53

2.8K 279 135
                                    

Angkasa berdiri di balik tirai, mendengarkan tangis sesak yang menyayat perasaannya.

Wanita itu merintih, meredam tangisannya agar tak terdengar oleh siapapun. Namun Angkasa masih bisa mendengarnya.

Tangannya mengepal erat.

Andai saja dia dulu tak sepengecut itu untuk menikahinya  ....

Andai saja dia dulu mengiyakannya ...

Pasti sekarang dia bisa mendekap dan menenangkannya.

"Sa," panggil seseorang yang membuat Angkasa menoleh.

"Mbak mau ngomong sebentar," katanya yang membuat Angkasa mengangguk dan mengikuti langkah kakak sepupunya itu ke ruang konsultasi.

"Dia kenapa, Mbak?" tanya Angkasa sembari mendudukkan dirinya.

"Dia beneran pacar kamu?" tanya Mbak Ayla balik sembari mengotak-atik keyboard komputernya.

Angkasa tak menjawabnya, dia balik bertanya, "Kenapa?"

"Dia hamil, sudah trimester kedua," katanya yang membuat Angkasa menancapkan kukunya pada pegangan kursi.

"Jadi ... pendarahan tadi karena hamil? Bukan karena menstruasi?"

"Dia abortus inkomplit."

Angkasa mengernyit. "Maksudnya?"

"Keguguran, tapi jaringan janin yang telah mati di dalam tidak keluar sepenuhnya dari rahim, sehingga menyebabkan perdarahan seperti tadi."

Angkasa terdiam. Dia tak tahu harus menanggapinya seperti apa.

"Telepon orang tuanya, untuk mendampinginya. Mbak lihat dia sangat terguncang dengan fakta itu."

Angkasa mengangguk.

"Panggil juga Papa Mama kamu, biar mereka tahu sebrengsek apa anaknya."

Angkasa mendongak dengan kedua alis mengerut.
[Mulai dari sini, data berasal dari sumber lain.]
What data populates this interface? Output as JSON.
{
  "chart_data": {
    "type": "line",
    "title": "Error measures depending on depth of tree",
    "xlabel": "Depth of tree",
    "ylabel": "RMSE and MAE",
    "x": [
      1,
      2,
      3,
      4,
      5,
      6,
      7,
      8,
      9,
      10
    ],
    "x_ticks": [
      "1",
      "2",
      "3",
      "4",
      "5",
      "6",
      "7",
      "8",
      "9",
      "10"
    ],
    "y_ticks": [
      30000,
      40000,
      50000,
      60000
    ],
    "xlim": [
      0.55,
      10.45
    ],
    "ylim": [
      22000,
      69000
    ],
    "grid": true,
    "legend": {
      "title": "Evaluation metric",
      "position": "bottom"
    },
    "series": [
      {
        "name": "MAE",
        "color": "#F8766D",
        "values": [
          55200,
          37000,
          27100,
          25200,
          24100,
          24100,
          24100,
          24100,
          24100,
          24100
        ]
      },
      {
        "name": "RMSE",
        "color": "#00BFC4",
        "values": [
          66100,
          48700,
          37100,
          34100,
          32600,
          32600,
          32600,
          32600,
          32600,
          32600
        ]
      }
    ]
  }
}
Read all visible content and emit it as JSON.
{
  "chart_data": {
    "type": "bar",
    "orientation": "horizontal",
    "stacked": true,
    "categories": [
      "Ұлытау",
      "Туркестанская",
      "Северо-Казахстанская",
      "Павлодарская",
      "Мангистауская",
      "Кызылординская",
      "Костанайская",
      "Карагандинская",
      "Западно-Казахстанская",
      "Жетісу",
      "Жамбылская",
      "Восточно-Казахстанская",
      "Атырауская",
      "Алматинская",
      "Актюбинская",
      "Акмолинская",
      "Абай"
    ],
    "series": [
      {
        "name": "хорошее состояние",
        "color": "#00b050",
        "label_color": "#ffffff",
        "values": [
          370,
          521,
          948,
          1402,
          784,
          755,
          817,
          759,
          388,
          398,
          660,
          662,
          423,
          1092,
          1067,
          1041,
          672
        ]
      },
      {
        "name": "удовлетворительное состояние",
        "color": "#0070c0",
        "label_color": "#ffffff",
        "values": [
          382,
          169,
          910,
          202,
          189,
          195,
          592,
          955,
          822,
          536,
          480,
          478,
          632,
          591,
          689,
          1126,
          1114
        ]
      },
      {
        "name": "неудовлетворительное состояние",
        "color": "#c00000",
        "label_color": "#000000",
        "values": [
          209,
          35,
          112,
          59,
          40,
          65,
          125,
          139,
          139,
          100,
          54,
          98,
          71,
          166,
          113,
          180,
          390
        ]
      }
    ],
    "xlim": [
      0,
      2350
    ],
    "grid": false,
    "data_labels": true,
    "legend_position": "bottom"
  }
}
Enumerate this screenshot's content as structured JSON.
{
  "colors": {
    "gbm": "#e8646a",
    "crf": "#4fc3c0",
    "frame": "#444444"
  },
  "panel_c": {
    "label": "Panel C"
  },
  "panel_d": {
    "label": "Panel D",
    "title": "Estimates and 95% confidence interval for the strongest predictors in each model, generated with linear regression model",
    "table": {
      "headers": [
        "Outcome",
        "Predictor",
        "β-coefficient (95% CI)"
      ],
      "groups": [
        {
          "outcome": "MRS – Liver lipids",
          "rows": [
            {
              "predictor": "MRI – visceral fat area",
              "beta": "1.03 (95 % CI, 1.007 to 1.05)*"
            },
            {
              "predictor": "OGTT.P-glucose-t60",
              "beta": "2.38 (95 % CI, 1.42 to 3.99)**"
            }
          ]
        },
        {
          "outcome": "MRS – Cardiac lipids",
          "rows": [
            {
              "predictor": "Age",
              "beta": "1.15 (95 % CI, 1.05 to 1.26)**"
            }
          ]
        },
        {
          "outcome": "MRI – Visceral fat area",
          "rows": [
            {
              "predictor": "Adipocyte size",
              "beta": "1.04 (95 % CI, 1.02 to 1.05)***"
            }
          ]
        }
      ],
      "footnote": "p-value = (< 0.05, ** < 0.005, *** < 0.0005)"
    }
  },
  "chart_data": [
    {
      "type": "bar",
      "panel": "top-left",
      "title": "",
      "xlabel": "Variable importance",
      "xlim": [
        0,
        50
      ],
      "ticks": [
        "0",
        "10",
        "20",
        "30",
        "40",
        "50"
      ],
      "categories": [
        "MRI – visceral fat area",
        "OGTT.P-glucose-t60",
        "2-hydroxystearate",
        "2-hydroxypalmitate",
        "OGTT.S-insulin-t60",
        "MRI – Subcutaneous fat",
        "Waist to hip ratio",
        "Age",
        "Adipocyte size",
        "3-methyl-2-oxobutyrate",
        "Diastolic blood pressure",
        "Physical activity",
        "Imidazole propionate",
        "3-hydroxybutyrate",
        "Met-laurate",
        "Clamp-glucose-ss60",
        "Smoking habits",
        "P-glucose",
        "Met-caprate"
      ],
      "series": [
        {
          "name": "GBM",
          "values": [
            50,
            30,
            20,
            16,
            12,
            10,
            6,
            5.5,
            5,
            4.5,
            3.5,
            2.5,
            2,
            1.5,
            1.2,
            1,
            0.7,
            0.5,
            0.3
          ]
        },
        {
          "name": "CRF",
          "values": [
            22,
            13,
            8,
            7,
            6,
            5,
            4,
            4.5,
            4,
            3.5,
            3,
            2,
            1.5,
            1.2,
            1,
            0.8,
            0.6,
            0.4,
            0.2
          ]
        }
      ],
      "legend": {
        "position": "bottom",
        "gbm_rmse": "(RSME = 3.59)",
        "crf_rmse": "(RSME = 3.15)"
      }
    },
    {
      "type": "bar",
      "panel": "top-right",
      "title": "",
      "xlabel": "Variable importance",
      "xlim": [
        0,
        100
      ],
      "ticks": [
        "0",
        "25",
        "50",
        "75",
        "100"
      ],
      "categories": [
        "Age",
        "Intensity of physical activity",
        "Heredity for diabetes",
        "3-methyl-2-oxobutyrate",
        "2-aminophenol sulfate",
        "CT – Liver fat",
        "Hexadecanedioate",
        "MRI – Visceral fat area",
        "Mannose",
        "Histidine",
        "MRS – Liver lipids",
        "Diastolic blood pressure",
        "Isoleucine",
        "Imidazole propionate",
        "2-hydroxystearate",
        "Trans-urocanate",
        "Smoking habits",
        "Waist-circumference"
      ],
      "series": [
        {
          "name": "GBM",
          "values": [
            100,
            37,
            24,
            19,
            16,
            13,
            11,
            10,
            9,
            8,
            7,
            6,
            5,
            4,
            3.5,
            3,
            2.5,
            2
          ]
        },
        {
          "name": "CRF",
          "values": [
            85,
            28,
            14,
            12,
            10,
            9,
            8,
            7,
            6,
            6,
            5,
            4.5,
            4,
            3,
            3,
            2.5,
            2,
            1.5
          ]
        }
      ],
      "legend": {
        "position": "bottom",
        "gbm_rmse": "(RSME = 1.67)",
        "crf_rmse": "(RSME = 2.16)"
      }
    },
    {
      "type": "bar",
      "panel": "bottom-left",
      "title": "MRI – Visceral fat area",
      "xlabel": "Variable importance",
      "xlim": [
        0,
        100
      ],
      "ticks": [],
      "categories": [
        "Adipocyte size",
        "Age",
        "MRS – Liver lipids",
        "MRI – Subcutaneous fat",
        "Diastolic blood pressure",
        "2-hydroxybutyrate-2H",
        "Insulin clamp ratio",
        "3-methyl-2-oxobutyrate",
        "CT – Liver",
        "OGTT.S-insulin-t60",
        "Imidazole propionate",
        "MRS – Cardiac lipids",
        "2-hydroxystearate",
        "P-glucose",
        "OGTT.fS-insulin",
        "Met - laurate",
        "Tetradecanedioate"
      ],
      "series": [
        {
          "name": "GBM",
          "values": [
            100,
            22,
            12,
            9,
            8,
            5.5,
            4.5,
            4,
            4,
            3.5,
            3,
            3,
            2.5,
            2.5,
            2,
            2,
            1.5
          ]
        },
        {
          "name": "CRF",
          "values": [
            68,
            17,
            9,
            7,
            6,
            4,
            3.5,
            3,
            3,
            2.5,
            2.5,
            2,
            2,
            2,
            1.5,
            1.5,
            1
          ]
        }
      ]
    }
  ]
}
"Nikahin dia, jadi gentle, jangan cuma bisanya hamilin doang," semprot Mbak Ayla yang membuat Angkasa berdecak lalu bangkit dari duduknya.

"Mau ke mana? Mbak belum selesai," ujar Mbak Ayla yang tak ditanggapi Angkasa.

"Mbak butuh persetujuan kamu buat tindakan kuret," ujar Mbak Ayla lagi yang membuat Angkasa menghentikan langkahnya.

"Maksudnya?" tanyanya yang membuat Mbak Ayla menyuruh adik sepupunya itu untuk duduk kembali.

Lelaki muda itu menurut. Segera Mbak Ayla menjelaskan kondisi Hana berdasarkan hasil USG beserta apa saja prosedurnya, lalu apa akibat jika tidak melakukan tindakan tersebut.

"Baru kemarin Mbak rujuk pasien ke RS besa yang kistanya segede kebala bayi, yaitu karena dia nggak mau dikuret pas keguguran," jelas Mbak Ayla sembari meletakkan lembar persetujuan untuk tindakan kuretase ke depan Angkasa.

"Aku mau ngobrol sama dia dulu," ujar Angkasa yang membuat Mbak Ayla mengangguk.

"Mbak tadi udah bilang dia, udah jelasin prosedurnya juga, katanya mau dipikir-pikir dulu karena biayanya mahal."

"Berapa?"

"Empat belas juta di sini. Kalo mau rujuk ke RSUD bisa, biasanya lebih murah juga."

Tak semahal dugaan Angkasa.

Angkasa mengangguk paham lalu pamit.

Dia berjalan ke arah brankar Hana yang tirainya masih tertutup rapat.

Tak ada suara tangis, sepertinya wanita itu sudah lebih tenang.

"Na, aku masuk, ya," izin Angkasa yang langsung dipersilakan.